Pour Alexis de Dieuleveult, neveu et filleul du reporter, Philippe et ses camarades ne sont pas morts noyés mais plutôt assassinés par les militaires zaïrois qui ont cru avoir affaire à des terroristes venus  saboter le barrage d’Inga. Peu après le passage des rapides, les deux embarcations de l’expédition Africa Raft sont pris pour cible par les éléments des FAZ. Philippe qui a survécu aux tirs a été capturé. Interrogé par la DSP, il a finalement été exécuté. Les sept aventuriers ont-ils été confondus avec un commando ennemi ? Paris a-t-il couvert une bavure de l’armée de Mobutu ? Alexis de Dieuleveult, qui a demandé la réouverture de l’information judiciaire au parquet de Paris, a aussi lancé un appel à Emmanuel Macron afin que les documents sur ce naufrage toujours frappés du sceau « confidentiel défense » soient déclassifiés afin d’accéder à la vérité sur la mort de Philippe de Dieuleveult et de ses six compagnons d’aventure.

Notons aussi que selon certaines indiscrétions, Philippe de Dieuleveult ne s’est pas seulement rendu au Zaïre pour les besoins de l’expédition Africa Raft.

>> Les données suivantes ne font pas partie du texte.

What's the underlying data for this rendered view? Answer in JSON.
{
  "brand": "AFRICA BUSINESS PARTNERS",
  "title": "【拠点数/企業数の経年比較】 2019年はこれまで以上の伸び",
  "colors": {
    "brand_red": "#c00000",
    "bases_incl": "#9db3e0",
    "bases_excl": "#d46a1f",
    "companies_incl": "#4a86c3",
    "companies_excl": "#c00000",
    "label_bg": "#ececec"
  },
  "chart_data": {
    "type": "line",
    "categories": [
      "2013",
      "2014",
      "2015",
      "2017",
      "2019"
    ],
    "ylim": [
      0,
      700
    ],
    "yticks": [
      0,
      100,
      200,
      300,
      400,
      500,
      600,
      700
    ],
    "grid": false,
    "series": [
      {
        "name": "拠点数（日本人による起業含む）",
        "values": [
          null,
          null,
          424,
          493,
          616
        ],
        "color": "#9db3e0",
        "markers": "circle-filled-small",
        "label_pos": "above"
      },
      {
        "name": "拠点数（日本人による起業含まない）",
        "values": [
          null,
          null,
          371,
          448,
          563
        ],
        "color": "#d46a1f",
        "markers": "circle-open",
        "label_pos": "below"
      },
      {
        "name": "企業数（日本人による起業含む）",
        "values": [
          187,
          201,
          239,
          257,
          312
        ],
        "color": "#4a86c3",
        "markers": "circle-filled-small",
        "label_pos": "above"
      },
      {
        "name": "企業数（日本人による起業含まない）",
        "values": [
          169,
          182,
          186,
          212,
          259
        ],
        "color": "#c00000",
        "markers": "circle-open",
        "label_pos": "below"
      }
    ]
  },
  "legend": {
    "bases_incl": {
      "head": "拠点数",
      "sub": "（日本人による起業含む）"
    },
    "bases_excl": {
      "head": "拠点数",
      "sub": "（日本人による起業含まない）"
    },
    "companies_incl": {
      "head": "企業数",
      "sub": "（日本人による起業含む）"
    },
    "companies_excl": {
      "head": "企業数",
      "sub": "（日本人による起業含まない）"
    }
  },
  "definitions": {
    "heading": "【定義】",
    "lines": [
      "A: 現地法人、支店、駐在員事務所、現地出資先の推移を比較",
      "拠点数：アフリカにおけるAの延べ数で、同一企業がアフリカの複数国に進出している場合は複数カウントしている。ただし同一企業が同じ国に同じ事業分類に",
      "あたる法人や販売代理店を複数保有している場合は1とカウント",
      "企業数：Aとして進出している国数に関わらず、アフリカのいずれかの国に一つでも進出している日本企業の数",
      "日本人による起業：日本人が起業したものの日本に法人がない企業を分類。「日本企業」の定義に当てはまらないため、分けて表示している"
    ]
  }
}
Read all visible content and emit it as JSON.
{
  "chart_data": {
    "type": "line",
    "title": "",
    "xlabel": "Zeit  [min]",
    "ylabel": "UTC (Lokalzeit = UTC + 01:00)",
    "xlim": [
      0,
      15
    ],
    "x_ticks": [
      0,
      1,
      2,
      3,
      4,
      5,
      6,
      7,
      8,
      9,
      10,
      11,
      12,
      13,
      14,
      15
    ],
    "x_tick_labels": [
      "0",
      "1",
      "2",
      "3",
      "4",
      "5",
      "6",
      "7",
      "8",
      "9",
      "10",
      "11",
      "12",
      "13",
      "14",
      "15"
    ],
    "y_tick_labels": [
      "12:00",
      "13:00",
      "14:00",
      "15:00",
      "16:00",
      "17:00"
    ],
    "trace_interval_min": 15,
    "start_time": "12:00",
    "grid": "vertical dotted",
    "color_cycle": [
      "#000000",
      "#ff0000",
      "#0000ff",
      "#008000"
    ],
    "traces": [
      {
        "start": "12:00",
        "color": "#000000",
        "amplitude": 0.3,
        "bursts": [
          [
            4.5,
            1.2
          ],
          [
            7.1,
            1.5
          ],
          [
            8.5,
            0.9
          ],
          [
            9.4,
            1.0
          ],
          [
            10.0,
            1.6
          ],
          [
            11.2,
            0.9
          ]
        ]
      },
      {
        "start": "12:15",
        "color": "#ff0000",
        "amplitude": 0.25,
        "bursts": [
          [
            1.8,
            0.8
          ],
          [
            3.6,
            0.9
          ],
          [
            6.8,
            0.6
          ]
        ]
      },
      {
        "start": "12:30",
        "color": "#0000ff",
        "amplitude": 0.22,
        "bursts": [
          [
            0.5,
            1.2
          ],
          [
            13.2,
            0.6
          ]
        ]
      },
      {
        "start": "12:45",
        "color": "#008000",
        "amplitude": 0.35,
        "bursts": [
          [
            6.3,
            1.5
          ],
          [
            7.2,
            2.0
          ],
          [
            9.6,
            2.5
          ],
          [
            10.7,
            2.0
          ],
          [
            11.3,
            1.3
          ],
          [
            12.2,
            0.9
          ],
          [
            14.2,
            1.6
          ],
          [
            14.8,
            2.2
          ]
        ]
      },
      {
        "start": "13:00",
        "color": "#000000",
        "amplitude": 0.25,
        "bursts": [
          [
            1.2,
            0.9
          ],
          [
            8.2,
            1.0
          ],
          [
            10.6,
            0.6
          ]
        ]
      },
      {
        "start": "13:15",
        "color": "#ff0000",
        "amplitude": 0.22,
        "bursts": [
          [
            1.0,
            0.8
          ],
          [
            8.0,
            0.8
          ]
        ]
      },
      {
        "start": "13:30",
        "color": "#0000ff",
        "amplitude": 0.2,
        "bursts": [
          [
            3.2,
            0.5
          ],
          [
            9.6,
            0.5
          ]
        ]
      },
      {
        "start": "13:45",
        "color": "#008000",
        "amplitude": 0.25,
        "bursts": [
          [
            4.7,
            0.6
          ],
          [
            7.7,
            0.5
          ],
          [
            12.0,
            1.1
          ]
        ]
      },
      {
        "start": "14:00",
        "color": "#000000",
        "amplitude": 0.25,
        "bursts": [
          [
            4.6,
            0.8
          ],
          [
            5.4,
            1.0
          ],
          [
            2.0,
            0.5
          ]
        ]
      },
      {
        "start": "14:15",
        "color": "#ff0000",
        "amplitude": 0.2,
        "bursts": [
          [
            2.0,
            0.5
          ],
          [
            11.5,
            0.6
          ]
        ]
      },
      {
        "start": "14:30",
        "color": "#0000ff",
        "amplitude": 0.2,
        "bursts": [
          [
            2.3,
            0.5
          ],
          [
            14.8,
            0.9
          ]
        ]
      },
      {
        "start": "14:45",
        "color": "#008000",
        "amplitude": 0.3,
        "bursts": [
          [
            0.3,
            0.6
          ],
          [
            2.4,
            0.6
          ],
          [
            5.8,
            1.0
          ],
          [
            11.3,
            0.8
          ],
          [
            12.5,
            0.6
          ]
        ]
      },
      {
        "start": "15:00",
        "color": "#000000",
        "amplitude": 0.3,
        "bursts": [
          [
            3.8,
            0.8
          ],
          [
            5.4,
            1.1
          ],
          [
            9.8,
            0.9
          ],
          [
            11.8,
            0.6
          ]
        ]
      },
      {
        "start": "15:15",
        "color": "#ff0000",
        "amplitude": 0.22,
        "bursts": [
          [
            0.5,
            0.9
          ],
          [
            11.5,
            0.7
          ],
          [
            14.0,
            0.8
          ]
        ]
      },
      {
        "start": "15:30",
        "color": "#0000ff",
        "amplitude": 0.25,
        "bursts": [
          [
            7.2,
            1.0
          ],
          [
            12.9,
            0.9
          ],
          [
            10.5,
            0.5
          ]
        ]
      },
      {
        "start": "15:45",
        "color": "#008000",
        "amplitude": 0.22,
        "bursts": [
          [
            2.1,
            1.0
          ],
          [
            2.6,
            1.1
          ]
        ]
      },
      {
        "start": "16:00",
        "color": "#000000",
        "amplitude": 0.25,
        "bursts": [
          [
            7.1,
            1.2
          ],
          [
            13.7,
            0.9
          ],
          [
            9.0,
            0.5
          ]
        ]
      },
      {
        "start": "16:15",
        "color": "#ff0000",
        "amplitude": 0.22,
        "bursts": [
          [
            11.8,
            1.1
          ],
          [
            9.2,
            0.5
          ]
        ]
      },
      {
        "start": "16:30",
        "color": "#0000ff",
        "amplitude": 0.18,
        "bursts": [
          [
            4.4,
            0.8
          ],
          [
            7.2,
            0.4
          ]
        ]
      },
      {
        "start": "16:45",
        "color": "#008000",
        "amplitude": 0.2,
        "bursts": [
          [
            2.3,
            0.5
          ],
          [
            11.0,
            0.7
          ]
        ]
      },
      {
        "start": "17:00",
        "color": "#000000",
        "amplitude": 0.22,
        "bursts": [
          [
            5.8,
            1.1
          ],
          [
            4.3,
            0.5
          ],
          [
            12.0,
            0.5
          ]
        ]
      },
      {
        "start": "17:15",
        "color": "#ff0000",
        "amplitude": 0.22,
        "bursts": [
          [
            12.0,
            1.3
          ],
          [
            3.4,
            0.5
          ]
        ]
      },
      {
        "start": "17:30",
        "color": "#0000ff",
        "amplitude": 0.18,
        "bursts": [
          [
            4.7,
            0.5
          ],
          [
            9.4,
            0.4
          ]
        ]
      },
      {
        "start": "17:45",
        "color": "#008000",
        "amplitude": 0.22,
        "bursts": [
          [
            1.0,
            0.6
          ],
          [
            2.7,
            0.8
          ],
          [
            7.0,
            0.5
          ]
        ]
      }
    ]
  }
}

Contactée, la DGSE a affirmé qu’il n’était pas en mission au pays de Mobutu sous le couvert de cette aventure.

Président Mobutu

Outre les documentaires dont Philippe de Dieuleveult : Enquête sur un mystère, réalisé en 2005 par son fils Tugdual, cette disparition mystérieuse a produit plusieurs ouvrages notamment :

Diane de Dieuleveult, Philippe, 1986.

Arnaud Bédat, L’Énigme Dieuleveult, 1986.

Sakombi Inongo, Le péril de la désinformation : Le cas Philippe de Dieuleveult (Dialogue avec Lubabu Mpasiambongo), 1988.

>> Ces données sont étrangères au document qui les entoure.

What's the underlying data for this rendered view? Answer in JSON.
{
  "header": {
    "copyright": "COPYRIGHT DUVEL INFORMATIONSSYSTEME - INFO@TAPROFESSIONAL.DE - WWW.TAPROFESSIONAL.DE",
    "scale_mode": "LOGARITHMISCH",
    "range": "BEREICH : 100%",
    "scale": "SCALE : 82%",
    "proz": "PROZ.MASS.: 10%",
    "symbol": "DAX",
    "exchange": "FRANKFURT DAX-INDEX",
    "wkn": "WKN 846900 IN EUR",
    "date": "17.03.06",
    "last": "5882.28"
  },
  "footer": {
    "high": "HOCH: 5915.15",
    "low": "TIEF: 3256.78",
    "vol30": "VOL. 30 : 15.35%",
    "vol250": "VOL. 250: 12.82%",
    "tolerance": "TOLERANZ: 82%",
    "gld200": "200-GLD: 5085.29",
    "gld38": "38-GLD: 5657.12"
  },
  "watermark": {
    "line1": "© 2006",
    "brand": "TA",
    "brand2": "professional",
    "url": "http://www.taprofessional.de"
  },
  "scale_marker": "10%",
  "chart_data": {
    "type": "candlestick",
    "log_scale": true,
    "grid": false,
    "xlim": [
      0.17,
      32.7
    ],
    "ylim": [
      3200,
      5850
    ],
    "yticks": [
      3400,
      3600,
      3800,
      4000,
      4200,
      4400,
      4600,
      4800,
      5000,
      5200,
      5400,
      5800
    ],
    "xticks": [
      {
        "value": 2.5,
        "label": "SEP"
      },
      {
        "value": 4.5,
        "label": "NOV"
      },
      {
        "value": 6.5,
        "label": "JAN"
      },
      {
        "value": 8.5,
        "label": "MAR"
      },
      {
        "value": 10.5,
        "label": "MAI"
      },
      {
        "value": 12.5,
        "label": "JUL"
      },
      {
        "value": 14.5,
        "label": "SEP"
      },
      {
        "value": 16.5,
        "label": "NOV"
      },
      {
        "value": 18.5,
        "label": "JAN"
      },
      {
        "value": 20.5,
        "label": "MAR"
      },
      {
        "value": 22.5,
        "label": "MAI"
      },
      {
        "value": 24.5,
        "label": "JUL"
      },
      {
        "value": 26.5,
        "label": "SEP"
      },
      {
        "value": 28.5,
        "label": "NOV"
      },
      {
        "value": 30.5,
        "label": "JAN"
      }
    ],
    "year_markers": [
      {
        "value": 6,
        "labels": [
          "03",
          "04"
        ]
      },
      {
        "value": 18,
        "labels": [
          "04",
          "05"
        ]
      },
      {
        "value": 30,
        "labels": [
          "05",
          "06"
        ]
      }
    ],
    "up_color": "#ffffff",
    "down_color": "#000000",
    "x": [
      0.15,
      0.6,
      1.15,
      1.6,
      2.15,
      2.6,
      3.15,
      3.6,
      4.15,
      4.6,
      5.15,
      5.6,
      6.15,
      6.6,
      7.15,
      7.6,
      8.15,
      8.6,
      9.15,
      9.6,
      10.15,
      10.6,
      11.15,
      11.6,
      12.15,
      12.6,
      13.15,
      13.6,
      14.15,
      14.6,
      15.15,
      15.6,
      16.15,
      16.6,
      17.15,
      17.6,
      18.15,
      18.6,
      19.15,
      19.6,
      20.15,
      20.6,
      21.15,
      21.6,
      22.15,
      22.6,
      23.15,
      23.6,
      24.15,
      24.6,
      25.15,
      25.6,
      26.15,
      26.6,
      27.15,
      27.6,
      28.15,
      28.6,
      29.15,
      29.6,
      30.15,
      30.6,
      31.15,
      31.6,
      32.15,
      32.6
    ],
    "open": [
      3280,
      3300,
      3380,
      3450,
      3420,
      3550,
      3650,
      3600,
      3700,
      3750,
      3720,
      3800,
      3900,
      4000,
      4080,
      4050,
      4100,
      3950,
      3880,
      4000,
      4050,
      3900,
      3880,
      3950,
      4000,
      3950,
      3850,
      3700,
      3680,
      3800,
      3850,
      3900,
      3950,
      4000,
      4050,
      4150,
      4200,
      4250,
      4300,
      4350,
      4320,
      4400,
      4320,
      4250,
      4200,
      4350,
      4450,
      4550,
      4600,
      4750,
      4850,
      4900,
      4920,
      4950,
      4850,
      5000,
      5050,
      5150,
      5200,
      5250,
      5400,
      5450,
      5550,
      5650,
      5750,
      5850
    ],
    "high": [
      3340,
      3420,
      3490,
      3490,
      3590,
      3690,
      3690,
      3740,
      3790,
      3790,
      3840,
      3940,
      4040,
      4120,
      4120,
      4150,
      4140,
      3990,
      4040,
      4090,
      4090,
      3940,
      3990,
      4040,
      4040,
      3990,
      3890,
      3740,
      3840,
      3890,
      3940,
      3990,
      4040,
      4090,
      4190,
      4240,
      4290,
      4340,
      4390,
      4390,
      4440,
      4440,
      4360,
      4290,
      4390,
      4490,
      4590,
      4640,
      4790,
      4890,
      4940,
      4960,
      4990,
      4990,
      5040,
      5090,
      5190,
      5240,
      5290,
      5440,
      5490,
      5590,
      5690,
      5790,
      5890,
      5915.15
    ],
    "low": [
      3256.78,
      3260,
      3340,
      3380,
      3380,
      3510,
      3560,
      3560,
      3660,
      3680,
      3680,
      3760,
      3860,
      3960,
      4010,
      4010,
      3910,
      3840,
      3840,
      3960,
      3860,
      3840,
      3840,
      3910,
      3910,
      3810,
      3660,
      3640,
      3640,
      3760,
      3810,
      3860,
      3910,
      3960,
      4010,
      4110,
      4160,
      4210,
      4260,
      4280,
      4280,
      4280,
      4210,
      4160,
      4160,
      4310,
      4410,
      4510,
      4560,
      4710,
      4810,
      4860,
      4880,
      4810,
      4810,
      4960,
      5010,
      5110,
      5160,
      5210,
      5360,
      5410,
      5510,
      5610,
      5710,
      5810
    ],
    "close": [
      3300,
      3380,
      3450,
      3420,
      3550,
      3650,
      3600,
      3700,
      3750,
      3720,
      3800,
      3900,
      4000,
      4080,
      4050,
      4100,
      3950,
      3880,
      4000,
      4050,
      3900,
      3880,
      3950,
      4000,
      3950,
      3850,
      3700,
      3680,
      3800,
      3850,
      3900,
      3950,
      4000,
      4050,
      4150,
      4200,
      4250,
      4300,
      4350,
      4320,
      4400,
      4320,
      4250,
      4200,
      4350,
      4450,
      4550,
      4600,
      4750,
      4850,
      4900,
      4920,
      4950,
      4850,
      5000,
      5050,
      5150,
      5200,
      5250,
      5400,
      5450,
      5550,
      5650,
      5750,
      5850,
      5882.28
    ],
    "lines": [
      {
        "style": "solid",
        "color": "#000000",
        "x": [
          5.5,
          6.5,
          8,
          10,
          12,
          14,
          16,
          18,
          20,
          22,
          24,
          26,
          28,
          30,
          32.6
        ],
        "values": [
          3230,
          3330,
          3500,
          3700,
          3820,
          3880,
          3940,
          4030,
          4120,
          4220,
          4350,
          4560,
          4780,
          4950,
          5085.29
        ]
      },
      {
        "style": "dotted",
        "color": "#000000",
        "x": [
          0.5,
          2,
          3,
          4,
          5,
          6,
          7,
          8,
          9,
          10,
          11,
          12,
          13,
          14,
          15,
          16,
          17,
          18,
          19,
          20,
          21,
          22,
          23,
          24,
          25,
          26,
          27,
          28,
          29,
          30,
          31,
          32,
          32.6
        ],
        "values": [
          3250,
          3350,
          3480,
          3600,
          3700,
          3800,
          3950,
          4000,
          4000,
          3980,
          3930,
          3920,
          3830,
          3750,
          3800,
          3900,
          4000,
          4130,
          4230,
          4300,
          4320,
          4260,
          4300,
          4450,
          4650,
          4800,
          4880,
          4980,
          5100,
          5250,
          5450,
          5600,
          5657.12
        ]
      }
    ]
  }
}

Diane de Dieuleveult, Philippe de Dieuleveult : La Chasse aux souvenirs, 1989.

Okito Bene Bene, J’ai vu mourir Philippe de Dieuleveult : Un ex-officier des services secrets du Zaïre parle, 1994.

Alexis de Dieuleveult, Noyade d’État, 2020. 

Alexis de Dieuleveult, Noyade d’État : Je ne veux pas me taire (nouvelle édition), 2022.

Le corps de Philippe de Dieuleveult n’ayant jamais été retrouvé, la tombe familiale au cimetière du Minihic-sur-Rance lui tient lieu de cénotaphe.